あたりを確認する為視線を動かすと、薬研の姿が目に写る。
「あ、、」
安堵して、思わず言葉にならない声が漏れてしまった。
それに反応した薬研が、こちらに視線を向ける。
目が合うと、薬研はホッとしたような表情をして口を開いた。
薬研「起きたんだな、大将。どこか痛かったりするか?」
その言葉に手足を軽く動かし体を起こすが、倒れる前の事が嘘のようにこれといって何もない。
「特に、何ともないみたい?」
自分でも不思議で、疑問系で答える。
薬研「そいつは何よりだ。だとよ、こんのすけ。」
薬研が言うのが先か後か、こんのすけが飛びつき、泣きながら額を布団に擦り付けてきた。
こんのすけ「良かった〜、良かったですぅ〜審神者様〜。
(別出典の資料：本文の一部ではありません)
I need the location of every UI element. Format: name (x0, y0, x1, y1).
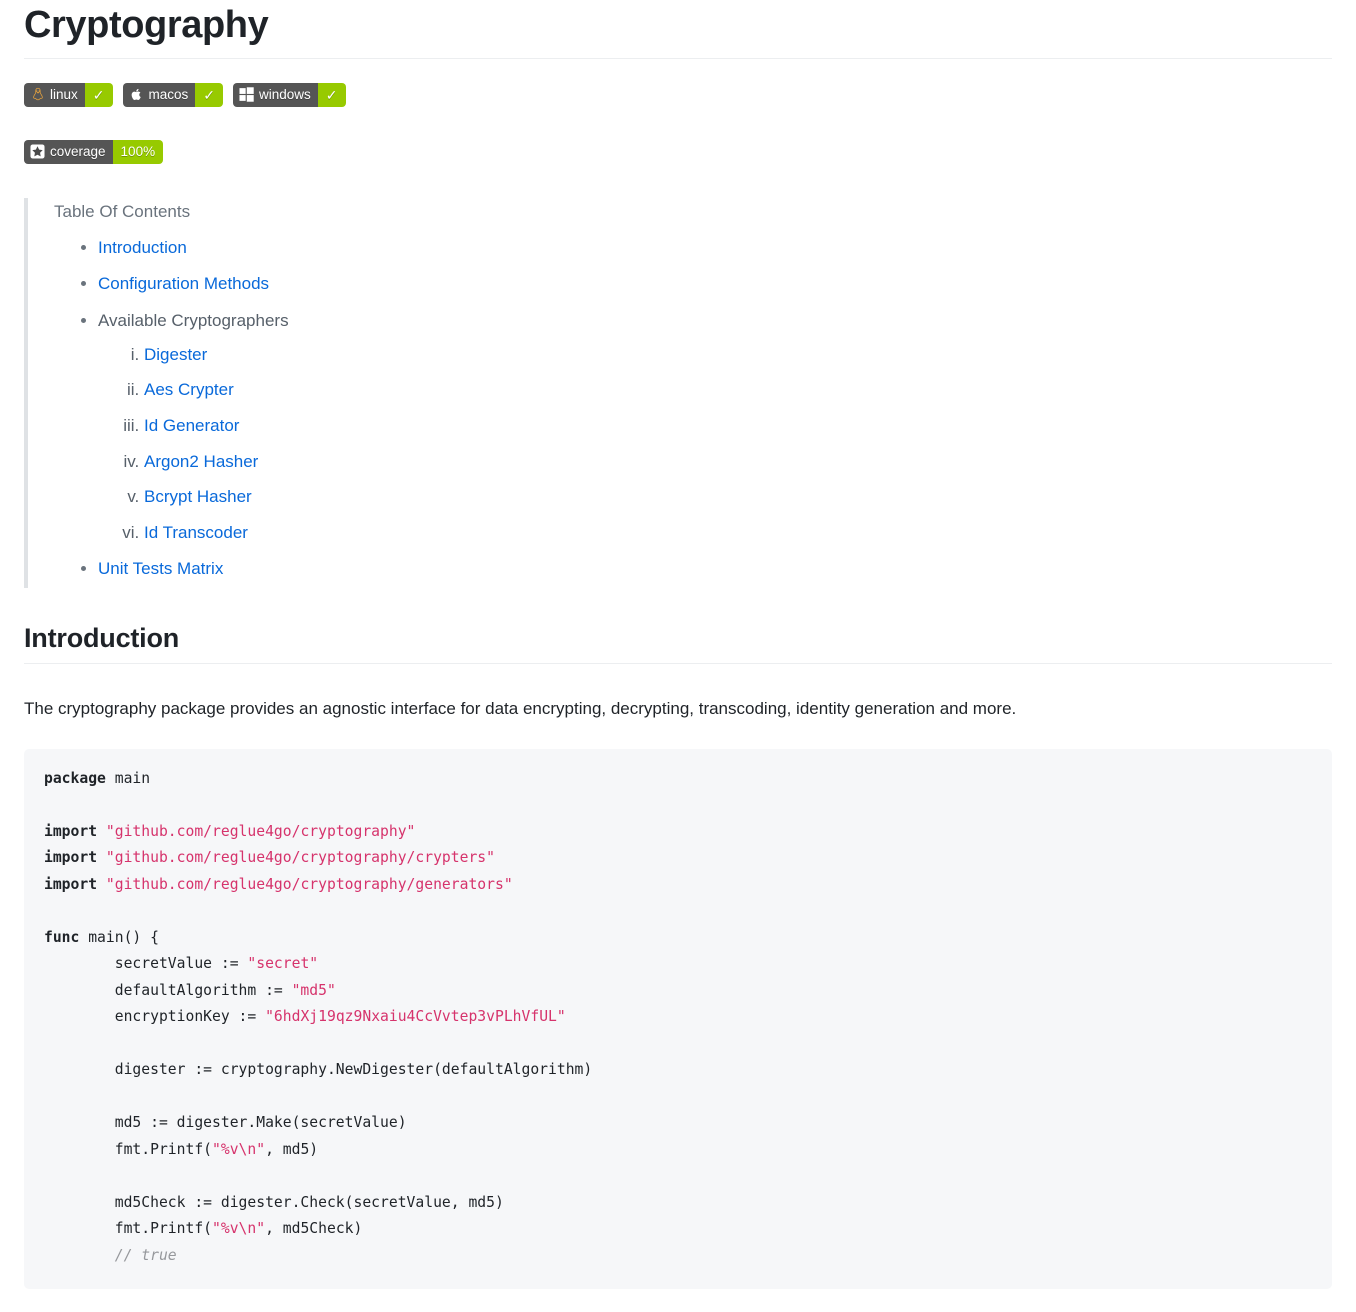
toc-subitem: Bcrypt Hasher (144, 485, 1332, 510)
toc-link-digester[interactable]: Digester (144, 345, 207, 364)
toc-link-aes-crypter[interactable]: Aes Crypter (144, 380, 234, 399)
toc-subitem: Id Transcoder (144, 521, 1332, 546)
introduction-code-block: package main import "github.com/reglue4g… (24, 748, 1332, 1290)
badge-status-check-icon: ✓ (317, 82, 346, 107)
code-token: , md5Check) (265, 1220, 363, 1238)
coverage-badge-row: coverage 100% (24, 139, 1332, 164)
code-token-str: "%v\n" (212, 1140, 266, 1158)
badge-label: coverage (50, 143, 106, 159)
code-token-str: "secret" (247, 955, 319, 973)
code-token-kw: package (44, 769, 106, 787)
star-icon (30, 144, 45, 159)
code-token: , md5) (265, 1140, 319, 1158)
code-token: main (105, 769, 151, 787)
toc-link-introduction[interactable]: Introduction (98, 238, 187, 257)
platform-badge-row: linux ✓ macos ✓ windows ✓ (24, 82, 1332, 107)
toc-link-bcrypt-hasher[interactable]: Bcrypt Hasher (144, 487, 252, 506)
toc-item: Configuration Methods (98, 272, 1332, 297)
code-token: encryptionKey := (44, 1008, 266, 1026)
code-token-str: "github.com/reglue4go/cryptography/gener… (105, 875, 513, 893)
toc-item: Unit Tests Matrix (98, 557, 1332, 582)
apple-icon (129, 87, 144, 102)
code-token: defaultAlgorithm := (44, 981, 292, 999)
badge-macos[interactable]: macos ✓ (122, 82, 223, 107)
toc-item: Available Cryptographers Digester Aes Cryp… (98, 309, 1332, 545)
table-of-contents: Table Of Contents Introduction Configurat… (24, 197, 1332, 589)
toc-item: Introduction (98, 236, 1332, 261)
code-token: secretValue := (44, 955, 248, 973)
code-token: md5Check := digester.Check(secretValue, … (44, 1193, 504, 1211)
introduction-heading: Introduction (24, 622, 1332, 665)
badge-coverage[interactable]: coverage 100% (24, 139, 164, 164)
badge-left: linux (24, 82, 85, 107)
introduction-paragraph: The cryptography package provides an agn… (24, 699, 1017, 719)
toc-subitem: Argon2 Hasher (144, 450, 1332, 475)
toc-list: Introduction Configuration Methods Availab… (54, 236, 1332, 582)
code-token: fmt.Printf( (44, 1140, 213, 1158)
toc-subitem: Id Generator (144, 414, 1332, 439)
toc-link-argon2-hasher[interactable]: Argon2 Hasher (144, 452, 258, 471)
badge-left: windows (233, 82, 318, 107)
toc-link-configuration-methods[interactable]: Configuration Methods (98, 274, 269, 293)
code-token-cmt: // true (44, 1246, 177, 1264)
code-token-kw: func (44, 928, 80, 946)
badge-value: 100% (112, 139, 164, 164)
badge-status-check-icon: ✓ (84, 82, 113, 107)
code-token: md5 := digester.Make(secretValue) (44, 1114, 407, 1132)
windows-icon (239, 87, 254, 102)
badge-status-check-icon: ✓ (195, 82, 223, 107)
code-token-str: "github.com/reglue4go/cryptography" (105, 822, 416, 840)
toc-subitem: Digester (144, 343, 1332, 368)
code-token-str: "github.com/reglue4go/cryptography/crypt… (105, 849, 495, 867)
code-token-str: "6hdXj19qz9Nxaiu4CcVvtep3vPLhVfUL" (265, 1008, 566, 1026)
code-token-kw: import (44, 849, 98, 867)
toc-subitem: Aes Crypter (144, 378, 1332, 403)
badge-left: macos (122, 82, 196, 107)
toc-link-id-generator[interactable]: Id Generator (144, 416, 239, 435)
toc-link-unit-tests-matrix[interactable]: Unit Tests Matrix (98, 559, 223, 578)
code-token: fmt.Printf( (44, 1220, 213, 1238)
code-token-kw: import (44, 875, 98, 893)
toc-heading: Table Of Contents (54, 201, 191, 221)
page-title: Cryptography (24, 0, 1332, 59)
linux-tux-icon (30, 87, 45, 102)
toc-sublist: Digester Aes Crypter Id Generator Argon2 Ha… (98, 343, 1332, 546)
badge-label: macos (148, 86, 189, 102)
badge-windows[interactable]: windows ✓ (233, 82, 346, 107)
badge-label: windows (259, 86, 311, 102)
code-token: main() { (79, 928, 159, 946)
code-token-kw: import (44, 822, 98, 840)
badge-linux[interactable]: linux ✓ (24, 82, 113, 107)
document-page: Cryptography linux ✓ macos ✓ windows ✓ covera… (0, 0, 1356, 1290)
badge-label: linux (50, 86, 78, 102)
badge-left: coverage (24, 139, 113, 164)
code-token: digester := cryptography.NewDigester(def… (44, 1061, 593, 1079)
code-token-str: "md5" (291, 981, 336, 999)
code-token-str: "%v\n" (212, 1220, 266, 1238)
toc-label-available-cryptographers: Available Cryptographers (98, 310, 289, 330)
toc-link-id-transcoder[interactable]: Id Transcoder (144, 523, 248, 542)
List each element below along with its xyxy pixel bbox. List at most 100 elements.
」
「うわぁ!こんちゃん、いつからいたの!?て言うか大丈夫!大丈夫だからいったん落ち着こう?ね?」
突然現れたこんのすけに驚きつつも宥めるが、こんのすけに泣き止む様子はなく、更に必死に訴えている。
こんのすけ「ですが、ですがこのこんのすけ、審神者様がもしもの事があればと思うと、夕食の油揚げも喉を通らず、、、」
「あっ、うん。とりあえず、真剣に心配してくれたのは伝わった。」
油揚げよりは、相当重症だ。
と、なんだか自分より慌てているこんのすけを見てすっかり冷静になる。
ふと、加州と乱がいない事に気が付いた。
「そう言えば、加州と乱ちゃんはっ!?2人は大丈夫!?」
ドアの影響で2人も倒れたんじゃ!?と慌てると、薬研は少し驚いた表情の後、微笑して言う。
薬研「いや?あいつらはいたって元気だ。今は厨で粥を作りに行ってる。」
「そっか。良かった、、」
ホッとして答えると、薬研はいまだ抱き付いているこんのすけに向かって言う。
薬研「そうだ、こんのすけ。他の奴らに大将が目ぇ覚ましたって伝えに行ってくれねぇか?みんな心配してたんだ、早く知らせた方がいいだう?」
その言葉に、こんのすけは涙をぬぐい顔を上げる。
こんのすけ「はっ、はい。」
薬研「それに、飯も食わせて薬飲ませたいしな。、、、大将、粥、食えそうか?」
「あっ、うん。ホッとしたらなんだか急にお腹が空いた気がする。」
薬研の言葉にはにかみつつ答えると、こんのすけは嬉しそうにしてかけていった。